In August 2007, the forums changed format to comply with GameSpy's ForumPlanet standard (the IGN SnowBoards system), removing some outdated features and adding many new ones, such as a dynamic news box that streams in late-breaking news from not only PHL, but all other planet sites as well. This also changed the registration process for the forum, from a per-planet account basis to a network-wide, global account basis. At this time Planet Half-Life's sister sites Planet Fortress and CS.net were officially unsupported and their forums were to be merged into PHL's, although this process lasted over a year before it was complete.

===Game servers===
Planet Half-Life ran public game servers from 2006 to its shutdown, hosting 24/7 map rotations for Counter-Strike 1.6, Counter-Strike: Source, Day of Defeat: Source, Half-Life: Deathmatch, Half-Life 2: Deathmatch and Team Fortress 2. The PHL servers were maintained by Wolf Servers.

===Steam Community===
In addition to public servers, Planet Half-Life also had a Steam Community group.

===PHLWiki===
In June 2006, Planet Half-Life began its own wiki project based on MediaWiki. The PHLWiki contained over a hundred articles dealing with fictional Half-Life characters, creatures and locations in an in-universe, encyclopedic form as well as real life articles on mods, player terminology and strategy guides. Before being announced publicly, most of the existing pages, particularly articles making up the fictional encyclopedia, were written by PHL staff writers. The PHLWiki has since shut down.

===Site hosting===
Planet Half-Life also offered free web hosting for Half-Life themed websites. The web hosting was regulated through GameSpy, though the address of hosted sites were subsets of the Planet Half-Life domain. This was a major attraction of the site in its early days and many original Half-Life mod teams took advantage of the offer. However this feature has not been utilized nearly as much since the release of Half-Life 2. A directory of the old sites still exists, although most have been abandoned by their creators.

==History==
Planet Half-Life ran from April 27, 1999 to August 13, 2012. Since then, it had undergone numerous format changes, both in content and aesthetic.
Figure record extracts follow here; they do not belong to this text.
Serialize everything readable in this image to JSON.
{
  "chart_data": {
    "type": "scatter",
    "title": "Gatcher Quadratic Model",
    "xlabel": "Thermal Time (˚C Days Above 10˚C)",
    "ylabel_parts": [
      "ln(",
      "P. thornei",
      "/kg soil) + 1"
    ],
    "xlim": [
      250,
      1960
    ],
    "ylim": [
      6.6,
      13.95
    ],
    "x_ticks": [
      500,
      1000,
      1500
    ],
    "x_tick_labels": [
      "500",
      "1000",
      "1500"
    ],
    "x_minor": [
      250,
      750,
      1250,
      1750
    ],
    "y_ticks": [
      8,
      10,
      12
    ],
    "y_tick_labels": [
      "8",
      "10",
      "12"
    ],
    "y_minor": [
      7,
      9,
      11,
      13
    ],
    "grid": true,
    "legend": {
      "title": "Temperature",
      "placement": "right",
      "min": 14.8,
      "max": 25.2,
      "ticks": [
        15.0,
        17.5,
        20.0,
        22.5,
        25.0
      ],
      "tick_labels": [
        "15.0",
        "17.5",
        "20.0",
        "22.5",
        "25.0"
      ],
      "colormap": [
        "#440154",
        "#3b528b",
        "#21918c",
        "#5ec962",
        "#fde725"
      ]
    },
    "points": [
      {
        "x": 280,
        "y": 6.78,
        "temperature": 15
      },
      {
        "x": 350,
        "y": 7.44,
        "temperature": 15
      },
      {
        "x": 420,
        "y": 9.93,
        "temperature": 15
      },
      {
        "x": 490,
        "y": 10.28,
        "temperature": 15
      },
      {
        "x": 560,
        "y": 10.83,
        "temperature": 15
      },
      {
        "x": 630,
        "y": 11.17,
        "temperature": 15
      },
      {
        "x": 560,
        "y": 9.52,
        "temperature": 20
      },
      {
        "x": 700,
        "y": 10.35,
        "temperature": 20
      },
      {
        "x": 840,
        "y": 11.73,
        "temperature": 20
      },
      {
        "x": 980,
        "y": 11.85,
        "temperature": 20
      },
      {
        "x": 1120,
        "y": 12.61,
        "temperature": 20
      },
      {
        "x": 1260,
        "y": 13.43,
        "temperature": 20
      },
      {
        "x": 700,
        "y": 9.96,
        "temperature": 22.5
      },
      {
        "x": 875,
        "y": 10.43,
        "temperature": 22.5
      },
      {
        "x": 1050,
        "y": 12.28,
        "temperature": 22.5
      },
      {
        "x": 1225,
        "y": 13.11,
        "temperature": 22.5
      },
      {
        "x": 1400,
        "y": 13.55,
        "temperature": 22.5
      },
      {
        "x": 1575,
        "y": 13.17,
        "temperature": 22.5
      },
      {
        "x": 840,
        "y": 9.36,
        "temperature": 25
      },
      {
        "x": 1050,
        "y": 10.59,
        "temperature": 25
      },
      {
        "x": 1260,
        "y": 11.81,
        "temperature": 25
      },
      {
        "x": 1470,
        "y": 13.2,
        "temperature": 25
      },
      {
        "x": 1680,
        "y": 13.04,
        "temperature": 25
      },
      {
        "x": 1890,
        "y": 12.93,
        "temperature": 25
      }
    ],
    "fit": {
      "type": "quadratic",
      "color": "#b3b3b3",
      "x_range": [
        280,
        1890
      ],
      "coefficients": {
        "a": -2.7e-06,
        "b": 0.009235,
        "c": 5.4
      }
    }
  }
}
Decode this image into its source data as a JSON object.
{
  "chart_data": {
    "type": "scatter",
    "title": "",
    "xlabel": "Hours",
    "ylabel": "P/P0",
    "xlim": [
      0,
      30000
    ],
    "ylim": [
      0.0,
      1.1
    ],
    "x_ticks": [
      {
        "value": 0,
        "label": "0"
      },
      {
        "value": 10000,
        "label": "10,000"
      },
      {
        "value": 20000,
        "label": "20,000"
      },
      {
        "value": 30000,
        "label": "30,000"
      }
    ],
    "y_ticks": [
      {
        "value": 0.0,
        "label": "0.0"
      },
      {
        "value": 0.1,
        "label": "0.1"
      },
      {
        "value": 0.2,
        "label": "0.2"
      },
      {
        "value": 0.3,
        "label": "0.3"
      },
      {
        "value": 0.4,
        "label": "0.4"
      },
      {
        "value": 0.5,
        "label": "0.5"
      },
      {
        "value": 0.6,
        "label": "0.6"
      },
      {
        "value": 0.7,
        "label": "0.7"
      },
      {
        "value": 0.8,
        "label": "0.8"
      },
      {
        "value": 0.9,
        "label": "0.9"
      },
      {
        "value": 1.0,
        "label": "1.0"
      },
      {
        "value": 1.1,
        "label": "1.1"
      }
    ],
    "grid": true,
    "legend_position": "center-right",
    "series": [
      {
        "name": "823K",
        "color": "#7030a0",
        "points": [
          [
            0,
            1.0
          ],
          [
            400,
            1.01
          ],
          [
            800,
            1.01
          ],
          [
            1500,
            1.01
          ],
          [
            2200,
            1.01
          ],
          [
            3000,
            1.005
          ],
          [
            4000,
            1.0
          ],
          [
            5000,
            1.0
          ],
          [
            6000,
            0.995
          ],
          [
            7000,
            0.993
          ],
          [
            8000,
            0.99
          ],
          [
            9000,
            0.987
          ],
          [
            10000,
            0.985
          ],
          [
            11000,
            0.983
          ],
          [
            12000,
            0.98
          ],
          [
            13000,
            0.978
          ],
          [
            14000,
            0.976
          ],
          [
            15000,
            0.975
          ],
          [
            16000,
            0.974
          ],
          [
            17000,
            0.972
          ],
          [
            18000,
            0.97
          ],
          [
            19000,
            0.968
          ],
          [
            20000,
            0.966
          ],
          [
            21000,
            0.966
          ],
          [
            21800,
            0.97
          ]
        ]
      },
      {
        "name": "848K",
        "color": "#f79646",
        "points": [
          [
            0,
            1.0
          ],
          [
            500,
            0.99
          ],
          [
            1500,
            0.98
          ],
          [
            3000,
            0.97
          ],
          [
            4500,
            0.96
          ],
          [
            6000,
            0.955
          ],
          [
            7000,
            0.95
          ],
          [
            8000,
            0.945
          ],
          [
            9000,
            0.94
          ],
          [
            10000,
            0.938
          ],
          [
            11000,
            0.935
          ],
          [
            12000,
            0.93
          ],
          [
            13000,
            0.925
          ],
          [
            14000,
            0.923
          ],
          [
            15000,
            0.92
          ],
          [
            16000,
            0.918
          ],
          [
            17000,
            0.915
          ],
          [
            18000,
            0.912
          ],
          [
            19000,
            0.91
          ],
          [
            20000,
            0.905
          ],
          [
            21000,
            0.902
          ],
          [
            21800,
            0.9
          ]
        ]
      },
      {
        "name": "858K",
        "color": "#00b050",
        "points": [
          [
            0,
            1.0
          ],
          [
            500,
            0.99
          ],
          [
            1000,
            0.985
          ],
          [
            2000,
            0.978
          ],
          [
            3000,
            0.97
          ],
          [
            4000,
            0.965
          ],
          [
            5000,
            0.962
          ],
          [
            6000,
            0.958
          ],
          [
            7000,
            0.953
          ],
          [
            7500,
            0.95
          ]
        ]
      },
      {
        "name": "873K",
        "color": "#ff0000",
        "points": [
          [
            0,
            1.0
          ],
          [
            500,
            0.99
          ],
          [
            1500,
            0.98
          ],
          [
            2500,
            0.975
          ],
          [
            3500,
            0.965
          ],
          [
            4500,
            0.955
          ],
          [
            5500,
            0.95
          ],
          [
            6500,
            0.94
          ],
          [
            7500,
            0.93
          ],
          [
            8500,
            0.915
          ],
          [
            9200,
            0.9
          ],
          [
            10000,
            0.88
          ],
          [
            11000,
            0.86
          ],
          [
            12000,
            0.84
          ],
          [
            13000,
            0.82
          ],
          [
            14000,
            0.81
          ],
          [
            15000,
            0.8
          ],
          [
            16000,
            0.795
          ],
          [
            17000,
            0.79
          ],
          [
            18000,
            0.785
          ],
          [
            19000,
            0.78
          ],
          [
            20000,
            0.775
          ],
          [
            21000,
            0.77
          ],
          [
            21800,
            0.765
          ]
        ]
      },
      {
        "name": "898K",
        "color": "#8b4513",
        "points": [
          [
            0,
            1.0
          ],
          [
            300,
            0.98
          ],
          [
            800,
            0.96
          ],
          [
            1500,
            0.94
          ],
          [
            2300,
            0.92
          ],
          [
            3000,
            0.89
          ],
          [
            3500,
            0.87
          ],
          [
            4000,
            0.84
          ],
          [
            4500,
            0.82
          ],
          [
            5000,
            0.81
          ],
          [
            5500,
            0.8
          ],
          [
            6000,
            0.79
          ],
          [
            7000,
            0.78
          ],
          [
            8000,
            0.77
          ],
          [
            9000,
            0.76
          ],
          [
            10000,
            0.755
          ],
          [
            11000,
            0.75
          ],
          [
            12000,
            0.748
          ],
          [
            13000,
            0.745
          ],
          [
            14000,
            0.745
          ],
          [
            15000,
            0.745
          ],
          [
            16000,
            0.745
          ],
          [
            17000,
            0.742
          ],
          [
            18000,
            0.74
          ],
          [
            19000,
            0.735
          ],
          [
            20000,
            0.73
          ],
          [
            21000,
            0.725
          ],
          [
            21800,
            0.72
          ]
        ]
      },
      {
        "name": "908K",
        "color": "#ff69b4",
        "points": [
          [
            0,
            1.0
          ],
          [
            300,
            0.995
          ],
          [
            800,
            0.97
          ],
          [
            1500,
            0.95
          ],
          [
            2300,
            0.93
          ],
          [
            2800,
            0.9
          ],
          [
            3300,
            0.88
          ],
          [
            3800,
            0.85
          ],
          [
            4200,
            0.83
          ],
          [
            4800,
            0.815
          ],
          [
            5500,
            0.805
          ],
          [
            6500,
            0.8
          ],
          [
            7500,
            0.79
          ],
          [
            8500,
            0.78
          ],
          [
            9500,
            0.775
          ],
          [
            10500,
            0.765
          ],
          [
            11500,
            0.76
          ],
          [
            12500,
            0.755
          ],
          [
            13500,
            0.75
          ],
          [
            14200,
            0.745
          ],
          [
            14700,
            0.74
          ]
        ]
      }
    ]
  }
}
The following is a timeline of major changes and other events.
- April 27, 1999, A small fan site known as contaminated.net is relaunched as "Planet Half-Life", covering Half-Life and editing resources.
- November 16, 1999, Major changes to layout and color scheme, plus new sections covering Half-Life: Opposing Force and the announcement of Half-Life 2.
- December 3, 2000, New sections covering Counter-Strike and Team Fortress Classic.
- June 19, 2001, New section covering Half-Life: Blue Shift.
- September 14, 2002, New section covering Day of Defeat.
- May 24, 2003, Half-Life 2 section re-opens amid rumors of a September 2003 launch and early media releases.
- July 17, 2003, Major changes to color scheme and graphics in anticipation of Half-Life 2 launch.
- June 11, 2006, PHLWiki is launched, with bulk of content made up by staff writers prior to public unveiling.
- September 13, 2006, Complete site format change to accommodate new PNAP article submission system, as well as new color scheme and graphics that were used until the absence of site updating.
- September 13, 2007, PHL Steam Community officially announced to the public.
- August 13, 2012, Last entry posted.